After being serenaded by those in attendance to the Fenway Park staple “Sweet Caroline,” Rice spoke to the gathering.

“To be able to have a field like this to come on and play, thinking about one day maybe playing in a major league ballpark, cherish it; enjoy it,” Rice said. “Make it your home and take care of it.”

Rice, who was voted into the baseball Hall of Fame in his last year of eligibility, in 2009, played his entire 16-year career for the Boston Red Sox, amassing a .298 batting average, with 382 home runs and 1,451 runs batted in.

Addressing Little League teams from Maine, New Hampshire and Vermont that lined the first and third base lines, Rice, who looks as though he could still hit one over Boston’s Green Monster, told the children to enjoy their time playing baseball and not to get caught up in numbers. He also addressed the parents in the audiences, telling them to encourage their children’s effort, no matter the outcome.

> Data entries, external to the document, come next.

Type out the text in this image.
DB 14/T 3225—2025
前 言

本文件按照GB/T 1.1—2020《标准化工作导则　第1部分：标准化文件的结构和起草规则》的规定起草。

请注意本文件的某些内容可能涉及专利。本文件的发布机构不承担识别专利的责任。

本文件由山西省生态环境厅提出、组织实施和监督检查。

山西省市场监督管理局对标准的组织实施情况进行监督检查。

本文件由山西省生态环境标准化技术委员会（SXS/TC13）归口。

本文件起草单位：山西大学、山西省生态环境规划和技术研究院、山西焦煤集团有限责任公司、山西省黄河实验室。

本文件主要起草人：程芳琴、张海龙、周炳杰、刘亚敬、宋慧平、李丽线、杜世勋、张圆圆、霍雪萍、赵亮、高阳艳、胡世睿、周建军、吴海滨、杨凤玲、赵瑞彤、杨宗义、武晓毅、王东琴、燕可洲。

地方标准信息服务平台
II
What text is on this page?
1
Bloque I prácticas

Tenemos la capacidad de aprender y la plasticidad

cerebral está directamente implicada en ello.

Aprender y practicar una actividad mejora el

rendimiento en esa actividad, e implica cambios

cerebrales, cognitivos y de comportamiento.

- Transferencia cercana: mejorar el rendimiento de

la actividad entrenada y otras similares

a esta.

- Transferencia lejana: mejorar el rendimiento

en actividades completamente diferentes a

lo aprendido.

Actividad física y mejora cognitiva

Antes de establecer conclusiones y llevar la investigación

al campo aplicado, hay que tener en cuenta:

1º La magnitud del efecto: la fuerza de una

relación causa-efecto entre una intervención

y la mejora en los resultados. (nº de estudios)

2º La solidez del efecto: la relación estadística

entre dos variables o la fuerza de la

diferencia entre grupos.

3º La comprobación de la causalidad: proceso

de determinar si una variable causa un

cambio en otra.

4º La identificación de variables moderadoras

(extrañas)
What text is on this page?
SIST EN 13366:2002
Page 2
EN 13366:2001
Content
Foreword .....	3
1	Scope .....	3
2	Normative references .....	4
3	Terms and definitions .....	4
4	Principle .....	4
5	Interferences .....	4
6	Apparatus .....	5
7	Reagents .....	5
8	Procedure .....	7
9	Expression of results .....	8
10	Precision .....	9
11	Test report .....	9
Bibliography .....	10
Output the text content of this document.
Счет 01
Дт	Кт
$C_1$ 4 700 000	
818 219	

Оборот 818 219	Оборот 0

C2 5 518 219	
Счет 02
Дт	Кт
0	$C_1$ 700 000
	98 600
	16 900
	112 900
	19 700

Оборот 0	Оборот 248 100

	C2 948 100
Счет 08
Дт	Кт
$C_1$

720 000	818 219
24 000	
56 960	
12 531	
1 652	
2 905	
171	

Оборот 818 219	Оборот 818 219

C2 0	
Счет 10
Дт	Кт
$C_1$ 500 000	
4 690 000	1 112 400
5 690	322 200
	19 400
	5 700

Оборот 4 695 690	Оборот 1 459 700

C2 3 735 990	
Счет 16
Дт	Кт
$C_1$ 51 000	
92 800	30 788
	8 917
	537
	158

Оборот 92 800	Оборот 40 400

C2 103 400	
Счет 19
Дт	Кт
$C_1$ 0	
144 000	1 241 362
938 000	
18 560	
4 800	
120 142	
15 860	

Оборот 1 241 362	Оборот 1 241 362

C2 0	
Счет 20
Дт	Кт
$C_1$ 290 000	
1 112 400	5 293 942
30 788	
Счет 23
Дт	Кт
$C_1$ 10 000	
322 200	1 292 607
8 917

“If they go 0-4, take them out to ice cream,” he said. “That’ll make it better.”

The organization and community involvement needed to build and pay for a field like Mini Fenway was tremendous, Rice said, adding that while growing up, he was no stranger to building baseball fields wherever space permitted.

“You’d go to the sandlot or the neighborhood and make your own field. You’d get a couple guys with you and next thing you know, you have second base, first base, the mound,” Rice said, after he signed dozens of baseballs and baseball cards. “I didn’t have this.”

Mini Fenway is licensed by Major League Baseball and the Boston Red Sox. It opened in 2007. The turf renovation was announced in March. The facility serves hundreds of children a year through baseball and softball games and summer camps.